For most people, the largest tax expense is federal income taxes. The federal income tax rate varies by income level, somewhere between 10% and 37% in 2020, and does not change based on where you live, so long as it’s within the United States. However, there are several other types of taxes that can vary significantly based on where you live such as state/local income taxes. But how large is the impact of these variable, smaller taxes? Let’s dive in.
We’ll compare three relatively large cities across the U.S.; Chicago, Denver, and Charlotte.
For simplicity, let’s assume the household income is $200,000, of which $30,000 is subject to sales tax. Let’s also assume ownership of a $500,000 residential home.
The first big tax bucket that varies by location of residence is state income taxes. In Illinois the state income tax rate is 4.95%, or $9,900 on $200,000 of income. In Colorado the rate is 4.63%. North Carolina has the highest state income tax rate of 5.25%. The tax rate differences across the three states chosen for this exercise are relatively minimal, 0.62%. Keep in mind, California’s state income tax is a whopping 13.3% while Florida, Texas and a few others are 0%.
Note that there are some nuances in state income taxes. For instance, Denver also imposes a flat tax of $5.75/month on income greater than $500 ($69/yr.). Additionally, some cities across the U.S. impose additional local income taxes such as New York City.
Another tax bucket that varies by location of residency is property taxes. There are many nuances in county property taxes. For simplicity I’ve calculated the effective tax rate on a $500,000 house in the three counties and have linked my sources for these effective rates. In Cook County (Chicago), the effective property tax rate is ~1.87%, or $9,350/yr. on a $500,000 single family home. In Denver County, the effective property tax rate is ~0.52%, one of the lowest in the country. In Mecklenburg County (Charlotte), the effective property tax rate is ~0.97%.
Again, the difference in property tax rates across the three locations is less than 2%, however, this tax rate is based on the value of property vs. annual income. As many individual’s own property valued at 2.5x income, the 2% variance in property tax rates is approximately a 5% variance of annual income.
A third variable tax bucket is sales tax. In Cook County the state and local sales tax is 10.75%, or $3,225 on $30,000 of expenditures. In Denver County the state and local sales tax is 8.31% compared to 7.25% in Mecklenburg County. As not all income is subject to sales tax, typically only 14%, this tax is not nearly as significant as property and income tax.

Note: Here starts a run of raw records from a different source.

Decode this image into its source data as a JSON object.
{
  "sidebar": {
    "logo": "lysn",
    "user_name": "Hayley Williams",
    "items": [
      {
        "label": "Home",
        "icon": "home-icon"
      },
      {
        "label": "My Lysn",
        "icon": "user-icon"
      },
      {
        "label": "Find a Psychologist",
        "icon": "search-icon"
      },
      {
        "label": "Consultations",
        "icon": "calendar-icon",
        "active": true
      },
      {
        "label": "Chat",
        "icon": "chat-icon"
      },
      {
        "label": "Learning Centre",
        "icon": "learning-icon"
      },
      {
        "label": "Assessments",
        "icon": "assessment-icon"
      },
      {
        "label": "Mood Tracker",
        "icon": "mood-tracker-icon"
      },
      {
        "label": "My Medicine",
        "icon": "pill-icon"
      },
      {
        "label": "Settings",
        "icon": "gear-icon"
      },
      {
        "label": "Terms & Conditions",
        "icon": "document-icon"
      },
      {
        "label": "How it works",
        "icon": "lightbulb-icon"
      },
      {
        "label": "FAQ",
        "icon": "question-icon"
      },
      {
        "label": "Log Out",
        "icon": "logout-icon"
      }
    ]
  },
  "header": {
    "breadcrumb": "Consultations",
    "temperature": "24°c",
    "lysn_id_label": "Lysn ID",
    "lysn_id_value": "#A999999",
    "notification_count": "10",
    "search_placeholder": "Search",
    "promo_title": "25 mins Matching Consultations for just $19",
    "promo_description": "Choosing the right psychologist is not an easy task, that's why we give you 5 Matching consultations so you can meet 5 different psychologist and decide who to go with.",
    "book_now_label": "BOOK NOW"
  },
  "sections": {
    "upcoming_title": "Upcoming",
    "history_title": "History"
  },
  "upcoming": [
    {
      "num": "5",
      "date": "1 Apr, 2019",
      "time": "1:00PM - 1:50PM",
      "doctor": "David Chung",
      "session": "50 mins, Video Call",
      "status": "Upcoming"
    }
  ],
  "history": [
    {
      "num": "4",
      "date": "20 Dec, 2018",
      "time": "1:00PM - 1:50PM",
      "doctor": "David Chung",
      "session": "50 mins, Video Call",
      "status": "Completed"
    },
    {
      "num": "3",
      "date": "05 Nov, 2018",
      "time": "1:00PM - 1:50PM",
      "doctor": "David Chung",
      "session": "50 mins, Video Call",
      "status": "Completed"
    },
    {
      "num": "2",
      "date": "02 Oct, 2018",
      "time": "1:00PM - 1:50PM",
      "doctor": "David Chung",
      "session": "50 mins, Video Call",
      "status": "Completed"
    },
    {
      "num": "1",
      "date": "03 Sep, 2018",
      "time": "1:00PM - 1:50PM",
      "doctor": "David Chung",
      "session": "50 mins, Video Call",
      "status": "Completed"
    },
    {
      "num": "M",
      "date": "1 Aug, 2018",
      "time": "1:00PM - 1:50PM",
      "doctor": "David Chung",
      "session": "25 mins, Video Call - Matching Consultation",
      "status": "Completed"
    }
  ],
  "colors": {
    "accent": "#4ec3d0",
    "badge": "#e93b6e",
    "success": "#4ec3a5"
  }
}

Below is a chart summarizing the above tax considerations:
Limiting all other factors, Chicago is the most expensive city of the three. In comparison to Denver, Chicago is $8,122 more expensive on an annual basis. That’s just over 4% of a $200,000 annual income.
Based on the above, I will not accept taxes as the sole reason for a move. 4% is too slim a margin. That’s not to say that I don’t recognize all of the other factors for a move, geographical features such as mountains and oceans, school districts, neighborhood safety, a front yard, and job opportunities among so many others. Any one of these things can certainly change the margin. As can proximity to friends/family. I’d probably spend $8,000 on skiing alone if I moved to Denver. Not to mention the 4% salary hit I’d probably take and increased travel expense to visit family in Illinois.
You’ll have to get more creative than “taxes” to convince me to leave such a wonderful city.